Bu tür sorunları çözmek için kanunlarımız yeterli aslında.

Polis Vazife ve Salahiyet Kanunu’nun 14 üncü maddesinde, "şehir ve kasabalarda gerek mesken içinde ve gerek dışında saat 24.00’ten sonra her ne suretle olursa olsun civar halkının rahat ve huzurunu bozacak surette gürültü yapanların polisçe men olunacağı, bu yasağı dinlemeyenler hakkında Ceza Kanunu’nun 546 ncı maddesine göre takibat yapılacağı" belirtiliyor. Aynı görev, başka bir yönetmelikle Jandarmaya da verilmiş.

Kabahatler Kanunu’nun 36'ncı maddesinde; başkalarının huzur ve sükununu bozacak şekilde gürültüye sebep olan kişiye veya işletme sahibine idari para cezası verileceği, idari para cezasına kolluk veya belediye zabıta görevlilerince karar verileceği yazılı.

Büyükşehir Belediyeleri Kanunu ve Belediye Kanunu da bu konuda, bu kurumlara düşen görevleri tanımlıyor.

Kanun ve yönetmeliklerin kamu görevlilerine bu kadar açık olarak verdiği görevlerin yerine getirilmemesinin ne sebebi olabilir?

Ben söyleyeyim:

1 – Kamu yöneticisi işinin gereklerini yerine getirmeyen, yetersiz bir kişidir. Maaşını alıp, emeklilik yaşının gelmesini bekliyordur.

2 – Kamu yöneticisinin emrindeki kamu görevlileri, yöneticilerini deyim yerindeyse sallamıyordur.

3 – Kamu görevlileri, görevlerinin gereklerini yerine getirmemek için rüşvet alıyorlardır.

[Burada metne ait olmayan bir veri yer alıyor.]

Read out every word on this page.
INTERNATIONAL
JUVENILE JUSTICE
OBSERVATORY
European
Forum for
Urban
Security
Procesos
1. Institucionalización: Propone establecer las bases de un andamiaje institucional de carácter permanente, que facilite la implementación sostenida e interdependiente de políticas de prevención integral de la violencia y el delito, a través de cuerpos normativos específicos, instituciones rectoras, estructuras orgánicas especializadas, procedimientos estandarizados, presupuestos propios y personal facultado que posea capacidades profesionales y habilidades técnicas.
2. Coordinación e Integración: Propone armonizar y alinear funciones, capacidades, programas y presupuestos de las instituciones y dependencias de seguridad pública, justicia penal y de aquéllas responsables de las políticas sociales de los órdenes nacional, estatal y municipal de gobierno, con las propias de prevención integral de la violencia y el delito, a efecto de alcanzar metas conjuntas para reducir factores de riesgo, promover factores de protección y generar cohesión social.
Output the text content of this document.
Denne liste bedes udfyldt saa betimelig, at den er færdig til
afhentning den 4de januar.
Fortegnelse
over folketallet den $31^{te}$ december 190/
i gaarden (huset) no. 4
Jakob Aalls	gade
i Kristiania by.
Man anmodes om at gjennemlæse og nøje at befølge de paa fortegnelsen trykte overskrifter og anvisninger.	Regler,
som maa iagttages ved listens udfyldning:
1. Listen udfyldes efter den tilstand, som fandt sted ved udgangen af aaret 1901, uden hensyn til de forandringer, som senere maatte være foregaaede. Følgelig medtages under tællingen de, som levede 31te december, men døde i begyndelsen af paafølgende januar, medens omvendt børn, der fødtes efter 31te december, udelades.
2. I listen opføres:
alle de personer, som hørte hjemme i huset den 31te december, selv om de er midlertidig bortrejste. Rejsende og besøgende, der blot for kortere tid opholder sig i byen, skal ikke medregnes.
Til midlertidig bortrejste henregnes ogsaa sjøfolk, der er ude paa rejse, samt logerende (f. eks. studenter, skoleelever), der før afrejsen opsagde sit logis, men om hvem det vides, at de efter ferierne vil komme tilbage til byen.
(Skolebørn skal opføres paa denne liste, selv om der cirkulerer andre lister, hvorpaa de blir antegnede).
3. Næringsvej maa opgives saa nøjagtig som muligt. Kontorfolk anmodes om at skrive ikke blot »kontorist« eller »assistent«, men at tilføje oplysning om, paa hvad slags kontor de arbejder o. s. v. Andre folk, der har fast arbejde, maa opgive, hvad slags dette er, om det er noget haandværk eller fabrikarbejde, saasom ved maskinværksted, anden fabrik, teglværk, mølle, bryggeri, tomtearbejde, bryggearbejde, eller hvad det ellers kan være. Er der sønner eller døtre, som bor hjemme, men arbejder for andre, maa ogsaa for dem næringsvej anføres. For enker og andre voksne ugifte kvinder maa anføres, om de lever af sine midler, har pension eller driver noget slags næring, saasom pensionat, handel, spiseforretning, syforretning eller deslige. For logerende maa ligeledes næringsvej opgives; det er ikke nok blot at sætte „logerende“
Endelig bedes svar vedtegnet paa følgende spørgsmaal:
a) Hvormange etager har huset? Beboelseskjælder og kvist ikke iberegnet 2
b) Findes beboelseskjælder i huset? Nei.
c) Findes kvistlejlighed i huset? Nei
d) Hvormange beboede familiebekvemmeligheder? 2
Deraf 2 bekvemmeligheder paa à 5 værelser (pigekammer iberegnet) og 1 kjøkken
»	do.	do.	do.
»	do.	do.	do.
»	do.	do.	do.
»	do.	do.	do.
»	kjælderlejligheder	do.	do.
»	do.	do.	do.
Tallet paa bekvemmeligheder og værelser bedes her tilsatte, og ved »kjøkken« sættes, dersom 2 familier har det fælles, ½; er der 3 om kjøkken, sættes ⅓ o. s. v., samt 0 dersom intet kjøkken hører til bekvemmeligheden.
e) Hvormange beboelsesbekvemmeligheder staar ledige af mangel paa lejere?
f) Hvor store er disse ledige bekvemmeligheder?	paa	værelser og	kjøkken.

Bu üç ihtimalden biridir söz konusu olan.

Yöneticilerimize bakıyorum Allah için süper adamlar.

İçişleri Bakanı Süleyman Soylu, Çevre Bakanı Murat Kurum, İBB Başkanı Ekrem İmamoğlu ve adını bilmediğim Beşiktaş Belediye Başkanı.

Yani 1. Maddeyi geçiyorum. 2. Maddeyi de geçmeliyiz, çünkü böyle deve dişi gibi yöneticilerin emrindeki memurlar, kendilerine verilen görevleri sallamaya cesaret edemezler.

Geriye kalıyor rüşvet.

Bu konularda önerdiğim şey şu:

Madem rüşvet yüzünden gürültüyü önlemek mümkün olamıyor, o halde bundan asıl cefayı çekenler de pay almalı.

Bebek ahalisine, her hafta zarf içinde bu paylar dağıtılmalı ki adalet sağlanabilsin.

Acaba Süleyman Soylu Bey ya da Murat Kurum Bey, bu paylaştırmayı yapacak komisyonun başına geçmeyi kabul ederler mi?

Bence adil olan bölüşüm: Yüzde 50 Bebek halkına verilmeli, geri kalan yüzde 50 de kamunun payı olmalı.

Kamu idaresi, bu paranın ne kadarını memurlarına dağıtacağına elbette kendisi karar verebilir.

Ne dersiniz?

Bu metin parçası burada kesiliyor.